I finally know what’s been bothering me. It’s the weight of being totally responsible for Grandpa. I can’t drive him home at night to be locked behind the doors of a nursing home, to be someone else’s responsibility. He’s mine and my family’s now. Yes, I’m responsible for my children, too – that’s a given, but for the most part they’re healthy. They have medical issues now and then, but Grandpa is fragile – all the time – and that’s what I’m not used to.

I’ve pretty much had a sinking feeling inside for months, a certain dread that I haven’t been able to give voice to until now. Suddenly, I’m keenly aware of the “what if’s” of life. For the first time, I can truly sympathize with those who care for loved ones with disabilities and fear circumstances which beyond control might upset the delicate balance of care they so desperately need. Knowing how dependent Grandpa is upon us for his personal hygiene, medicine, and daily substance, the weight of being totally responsible for this little old man in any catastrophic situation scares me to death.

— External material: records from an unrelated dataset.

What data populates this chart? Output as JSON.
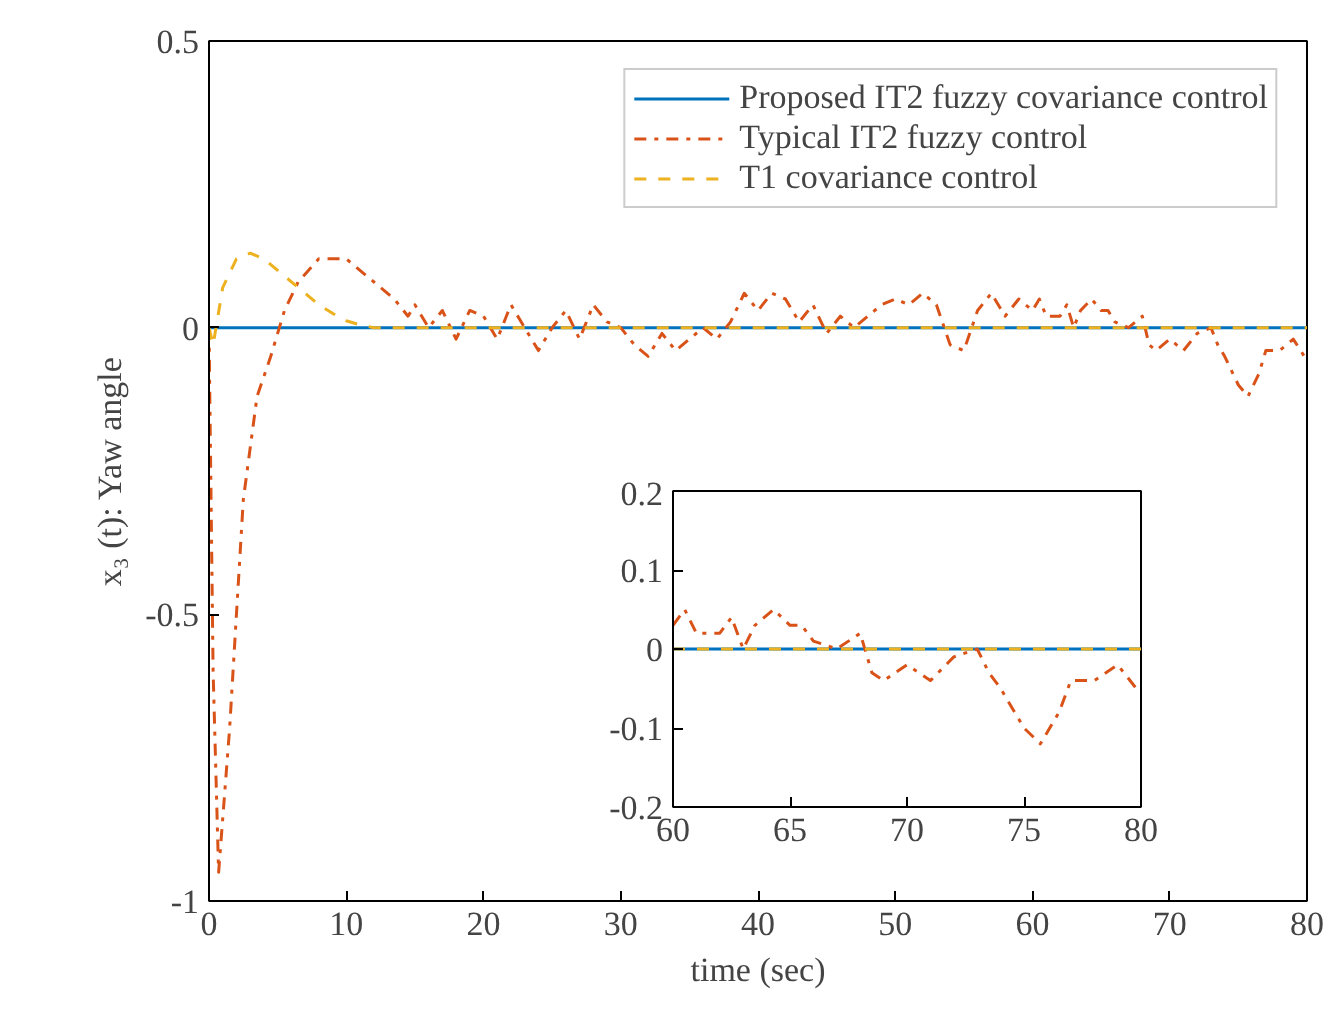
{
  "chart_data": [
    {
      "type": "line",
      "xlabel": "time (sec)",
      "ylabel": "x₃ (t): Yaw angle",
      "xlim": [
        0,
        80
      ],
      "ylim": [
        -1,
        0.5
      ],
      "xticks": [
        0,
        10,
        20,
        30,
        40,
        50,
        60,
        70,
        80
      ],
      "yticks": [
        -1,
        -0.5,
        0,
        0.5
      ],
      "grid": false,
      "legend": "top right",
      "series": [
        {
          "name": "Proposed IT2 fuzzy covariance control",
          "color": "#0072bd",
          "line_style": "solid",
          "x": [
            0,
            80
          ],
          "values": [
            0,
            0
          ]
        },
        {
          "name": "Typical IT2 fuzzy control",
          "color": "#d95319",
          "line_style": "dashdot",
          "x": [
            0,
            0.3,
            0.7,
            1.5,
            2.5,
            3.5,
            4.5,
            5.5,
            6.5,
            8,
            10,
            11,
            12.5,
            13.5,
            14.5,
            15,
            16,
            17,
            18,
            19,
            20,
            21,
            22,
            23,
            24,
            25,
            26,
            27,
            28,
            29,
            30,
            31,
            32,
            33,
            34,
            35,
            36,
            37,
            38,
            39,
            40,
            41,
            42,
            43,
            44,
            45,
            46,
            47,
            48,
            49,
            50,
            51,
            52,
            53,
            54,
            55,
            56,
            57,
            58,
            59,
            60,
            60.5,
            61,
            62,
            62.5,
            63,
            63.5,
            64.3,
            65,
            65.5,
            66,
            67,
            68,
            68.5,
            69,
            70,
            71,
            72,
            73,
            73.5,
            74,
            75,
            75.7,
            76.5,
            77,
            78,
            79,
            79.8
          ],
          "values": [
            0,
            -0.6,
            -0.95,
            -0.7,
            -0.3,
            -0.12,
            -0.05,
            0.03,
            0.08,
            0.12,
            0.12,
            0.1,
            0.07,
            0.05,
            0.02,
            0.04,
            0.0,
            0.03,
            -0.02,
            0.03,
            0.02,
            -0.02,
            0.04,
            0.0,
            -0.04,
            0.0,
            0.03,
            -0.02,
            0.04,
            0.01,
            0.0,
            -0.03,
            -0.05,
            -0.01,
            -0.04,
            -0.02,
            0.0,
            -0.02,
            0.01,
            0.06,
            0.03,
            0.06,
            0.05,
            0.01,
            0.04,
            -0.01,
            0.02,
            0.0,
            0.02,
            0.04,
            0.05,
            0.04,
            0.06,
            0.04,
            -0.03,
            -0.04,
            0.03,
            0.06,
            0.02,
            0.05,
            0.03,
            0.05,
            0.02,
            0.02,
            0.04,
            0.0,
            0.03,
            0.05,
            0.03,
            0.03,
            0.01,
            0.0,
            0.02,
            -0.03,
            -0.04,
            -0.02,
            -0.04,
            -0.01,
            0.0,
            -0.03,
            -0.05,
            -0.1,
            -0.12,
            -0.08,
            -0.04,
            -0.04,
            -0.02,
            -0.05
          ]
        },
        {
          "name": "T1 covariance control",
          "color": "#edb120",
          "line_style": "dashed",
          "x": [
            0,
            0.3,
            1,
            2,
            3,
            4,
            5,
            6,
            7,
            8,
            9,
            10,
            11,
            12,
            80
          ],
          "values": [
            0,
            -0.03,
            0.07,
            0.12,
            0.13,
            0.12,
            0.1,
            0.08,
            0.06,
            0.04,
            0.025,
            0.012,
            0.005,
            0,
            0
          ]
        }
      ]
    },
    {
      "type": "line",
      "xlim": [
        60,
        80
      ],
      "ylim": [
        -0.2,
        0.2
      ],
      "xticks": [
        60,
        65,
        70,
        75,
        80
      ],
      "yticks": [
        -0.2,
        -0.1,
        0,
        0.1,
        0.2
      ],
      "grid": false,
      "legend": false,
      "series": [
        {
          "color": "#0072bd",
          "line_style": "solid",
          "x": [
            60,
            80
          ],
          "values": [
            0,
            0
          ]
        },
        {
          "color": "#d95319",
          "line_style": "dashdot",
          "x": [
            60,
            60.5,
            61,
            62,
            62.5,
            63,
            63.5,
            64.3,
            65,
            65.5,
            66,
            67,
            68,
            68.5,
            69,
            70,
            71,
            72,
            73,
            73.5,
            74,
            75,
            75.7,
            76.5,
            77,
            78,
            79,
            79.8
          ],
          "values": [
            0.03,
            0.05,
            0.02,
            0.02,
            0.04,
            0.0,
            0.03,
            0.05,
            0.03,
            0.03,
            0.01,
            0.0,
            0.02,
            -0.03,
            -0.04,
            -0.02,
            -0.04,
            -0.01,
            0.0,
            -0.03,
            -0.05,
            -0.1,
            -0.12,
            -0.08,
            -0.04,
            -0.04,
            -0.02,
            -0.05
          ]
        },
        {
          "color": "#edb120",
          "line_style": "dashed",
          "x": [
            60,
            80
          ],
          "values": [
            0,
            0
          ]
        }
      ]
    }
  ]
}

To illustrate my point, yesterday, Grandpa was having an “off” day. I got to his house about 1:00 p.m. and he was barely awake. He was actually “sleep eating” at the table, a semi-conscious state in which one eats a whole meal with their eyes closed. He informed me that he was having what Parkinson’s calls an “off day.” I tried to remain optimistic and encouraged him that the Bible says, “…For when I am weak, then I am strong..,” and that he could call it his “Jesus Day” instead.

I know it sounds ridiculous to say that to someone when they’re so out of it, but Grandpa just thrives on that kind of encouragement. Over the years, he has become quite an optimistic person, saying you can’t help but be that way with the Lord.

“What did you call it, again?” he asked.

“Your Jesus day, Dad,” I said. “Your Jesus day. When you are weak, He is strong.”

When I went to give him his lunch pills, I noticed the blue one was missing. That’s when he told me that he had only six pills for breakfast, instead of usual eight (he’s very sharp). Claire thought the medicine was at Walgreen’s waiting to be picked up, but I just hadn’t put it in the pill box yet. When I looked in his medicine tray, I could see that he had missed a Carbidopa, one of his Parkinson’s pills, and Aricept, one of his memory medicines  (I don’t really know why he is on that – he doesn’t have Alseimers). Aricept is a very strong medicine and I would like to see him off of it or on the most minimal dosage in the future, but I don’t know if that is possible.

Just missing those two pills in the morning, severely affected Grandpa’s ability to function. Instead of having a productive day, sticking to his exercise routine and working on his book, he sat in front of the TV all day long and didn’t wake up until about 6:00 p.m. We experienced some of this behavior when we first brought him home and he was still on the Benzatropine. Seeing him dazed and struggling to come out of a fog brought me right back to my greatest fears about caring for him in a crisis situation. What can I do to make sure that we don’t run out of dad’s medicine in the future? They suggest keeping an emergency supply on hand, and I plan to, but this medicine is expensive. Still, I will have to try to squeeze that purchase in somewhere between rent, utilities, food and supplemental insurance payments.

Sorting through my feelings made me wonder how many older folks died during Hurricane Katrina? One article said nearly 200 senior citizens died in part from preexisting health problems such as Parkinson’s and heart attacks. Although hurricane conditions will never happen in the Midwest, any interruption in our ability to purchase diapers, wipes, and medicine, not to mention not being able to access water or electricity would be disastrous. We use a lot of water daily to wash grandpa’s sheets and clothes .

Hence my greatest fear – not being able to keep Grandpa clean and smelling sweet.

My only recourse is to cast my fear and anxiety on the Lord because the truth is that Grandpa is really His responsibility. Although we are living in uncertain times, our God shall supply all our needs according to His riches in glory. I truly believe that God is sovereign over the “what if’s” of life, 90-year-old Grandpas and 53-year-old daughters who need to be reminded that every day can be a “Jesus Day” especially when we lack the strength to make it on our own.

Who wants to go it alone anyway? Jesus is all we really need. “Therefore I will boast all the more gladly about my weaknesses, so that Christ’s power may rest on me. That is why, for Christ’s sake, I delight in weaknesses, in insults, in hardships, in persecutions, in difficulties. For when I am weak, then I am strong.” 2 Corinthians 12:9-10

God’s grace is sufficient for every need – especially the “what if’s” of life.